Sales in RVs are seeing major gains, as sales efforts pivot away from older consumers and successfully target young adults who are starting to form families and have excess cash to spend on non-essential splurges, reports Yahoo Finance.
Wholesale RV shipments reached its highest annual level in 2017 at 504,600 units, a 17.2% increase over 2016, according to the RVIA (RV Industry Association). The trade group predicts that shipments will reach 521,700 units in 2018, marking nine straight years of growth. In June, Winnebago (WGO) reported an 18% increase in sales for the quarter, boosted by its growth in travel trailers.

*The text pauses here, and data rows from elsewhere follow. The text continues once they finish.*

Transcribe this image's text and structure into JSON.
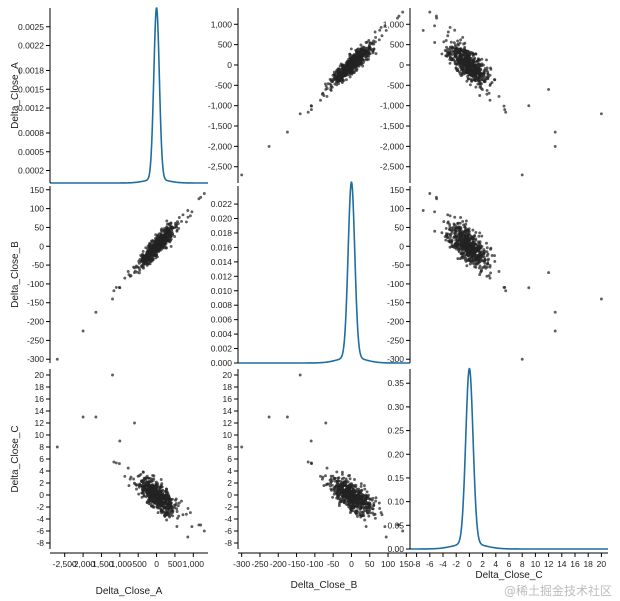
{
  "watermark": "@稀土掘金技术社区",
  "colors": {
    "kde": "#1f6ea0",
    "point": "#222222",
    "axis": "#000000"
  },
  "chart_data": {
    "type": "scatter",
    "title": "",
    "variables": [
      "Delta_Close_A",
      "Delta_Close_B",
      "Delta_Close_C"
    ],
    "layout": "3x3 scatter matrix, diagonal = kernel density estimate",
    "axes": {
      "Delta_Close_A": {
        "range": [
          -2900,
          1400
        ],
        "ticks": [
          -2500,
          -2000,
          -1500,
          -1000,
          -500,
          0,
          500,
          1000
        ],
        "tick_labels": [
          "-2,500",
          "-2,000",
          "-1,500",
          "-1,000",
          "-500",
          "0",
          "500",
          "1,000"
        ],
        "row_ticks": [
          -2500,
          -2000,
          -1500,
          -1000,
          -500,
          0,
          500,
          1000
        ],
        "row_tick_labels": [
          "-2,500",
          "-2,000",
          "-1,500",
          "-1,000",
          "-500",
          "0",
          "500",
          "1,000"
        ]
      },
      "Delta_Close_B": {
        "range": [
          -310,
          160
        ],
        "ticks": [
          -300,
          -250,
          -200,
          -150,
          -100,
          -50,
          0,
          50,
          100,
          150
        ],
        "tick_labels": [
          "-300",
          "-250",
          "-200",
          "-150",
          "-100",
          "-50",
          "0",
          "50",
          "100",
          "150"
        ],
        "row_ticks": [
          -300,
          -250,
          -200,
          -150,
          -100,
          -50,
          0,
          50,
          100,
          150
        ],
        "row_tick_labels": [
          "-300",
          "-250",
          "-200",
          "-150",
          "-100",
          "-50",
          "0",
          "50",
          "100",
          "150"
        ]
      },
      "Delta_Close_C": {
        "range": [
          -9,
          21
        ],
        "ticks": [
          -8,
          -6,
          -4,
          -2,
          0,
          2,
          4,
          6,
          8,
          10,
          12,
          14,
          16,
          18,
          20
        ],
        "tick_labels": [
          "-8",
          "-6",
          "-4",
          "-2",
          "0",
          "2",
          "4",
          "6",
          "8",
          "10",
          "12",
          "14",
          "16",
          "18",
          "20"
        ],
        "row_ticks": [
          -8,
          -6,
          -4,
          -2,
          0,
          2,
          4,
          6,
          8,
          10,
          12,
          14,
          16,
          18,
          20
        ],
        "row_tick_labels": [
          "-8",
          "-6",
          "-4",
          "-2",
          "0",
          "2",
          "4",
          "6",
          "8",
          "10",
          "12",
          "14",
          "16",
          "18",
          "20"
        ]
      }
    },
    "density": [
      {
        "variable": "Delta_Close_A",
        "ylim": [
          0,
          0.0028
        ],
        "yticks": [
          0.0002,
          0.0005,
          0.0008,
          0.0012,
          0.0015,
          0.0018,
          0.0022,
          0.0025
        ],
        "ytick_labels": [
          "0.0002",
          "0.0005",
          "0.0008",
          "0.0012",
          "0.0015",
          "0.0018",
          "0.0022",
          "0.0025"
        ],
        "center": 0,
        "spread": 75,
        "peak": 0.00275,
        "shoulder_spread": 300,
        "shoulder_peak": 6e-05
      },
      {
        "variable": "Delta_Close_B",
        "ylim": [
          0,
          0.0245
        ],
        "yticks": [
          0,
          0.002,
          0.004,
          0.006,
          0.008,
          0.01,
          0.012,
          0.014,
          0.016,
          0.018,
          0.02,
          0.022
        ],
        "ytick_labels": [
          "0.000",
          "0.002",
          "0.004",
          "0.006",
          "0.008",
          "0.010",
          "0.012",
          "0.014",
          "0.016",
          "0.018",
          "0.020",
          "0.022"
        ],
        "center": 0,
        "spread": 9,
        "peak": 0.0243,
        "shoulder_spread": 35,
        "shoulder_peak": 0.0008
      },
      {
        "variable": "Delta_Close_C",
        "ylim": [
          0,
          0.38
        ],
        "yticks": [
          0,
          0.05,
          0.1,
          0.15,
          0.2,
          0.25,
          0.3,
          0.35
        ],
        "ytick_labels": [
          "0.00",
          "0.05",
          "0.10",
          "0.15",
          "0.20",
          "0.25",
          "0.30",
          "0.35"
        ],
        "center": 0,
        "spread": 0.55,
        "peak": 0.37,
        "shoulder_spread": 2.2,
        "shoulder_peak": 0.012
      }
    ],
    "relationships": {
      "A_vs_B": "strong positive linear, B ≈ 0.1 × A",
      "A_vs_C": "negative, C ≈ -0.004 × A",
      "B_vs_C": "negative, C ≈ -0.04 × B"
    },
    "sample_size": 600,
    "outliers": [
      {
        "A": -2700,
        "B": -300,
        "C": 8
      },
      {
        "A": -2000,
        "B": -225,
        "C": 13
      },
      {
        "A": -1650,
        "B": -175,
        "C": 13
      },
      {
        "A": -1200,
        "B": -140,
        "C": 20
      },
      {
        "A": -1000,
        "B": -110,
        "C": 9
      },
      {
        "A": 1200,
        "B": 130,
        "C": -5
      },
      {
        "A": 1300,
        "B": 140,
        "C": -6
      },
      {
        "A": 850,
        "B": 95,
        "C": -7
      },
      {
        "A": -600,
        "B": -70,
        "C": 12
      }
    ]
  }
}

After RV shipments dropped to a 30-year low in the downturn of the late 2000s, demand is stronger than ever, according to Pete Reeb, principal at California-based John Burns Real Estate Consulting. The demand for RVs is expected to continue to increase as real per capita net worth improves and the prices of homes keep appreciating.
The popularity of RVs can partially be explained by the evolving — and shortened — definition of vacation. As Katie Denis of the U.S. Travel Association’s Project: Time Off told NPR, “The partial week [vacation] is gaining in popularity.”

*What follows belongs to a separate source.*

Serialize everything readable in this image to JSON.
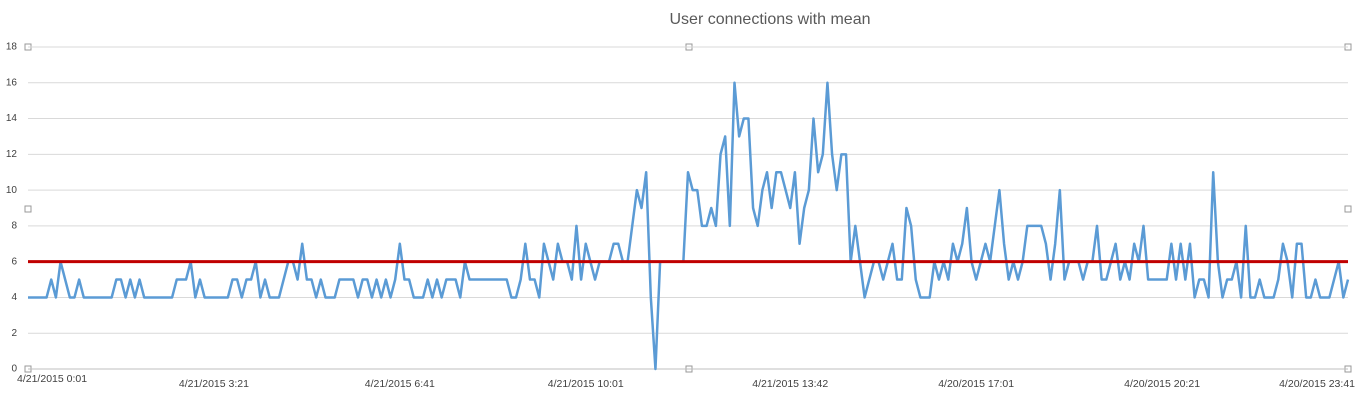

Americans are cobbling together days here and there, making long weekends, rather than taking long stretches of time off for vacation.
“With the rise of house and apartment rental websites like Airbnb and VRBO, suddenly baby boomers have access to way more vacation properties than you’ve ever had in the past. Instead of buying a second home somewhere and being locked in, you have the option of being mobile,” said Reeb.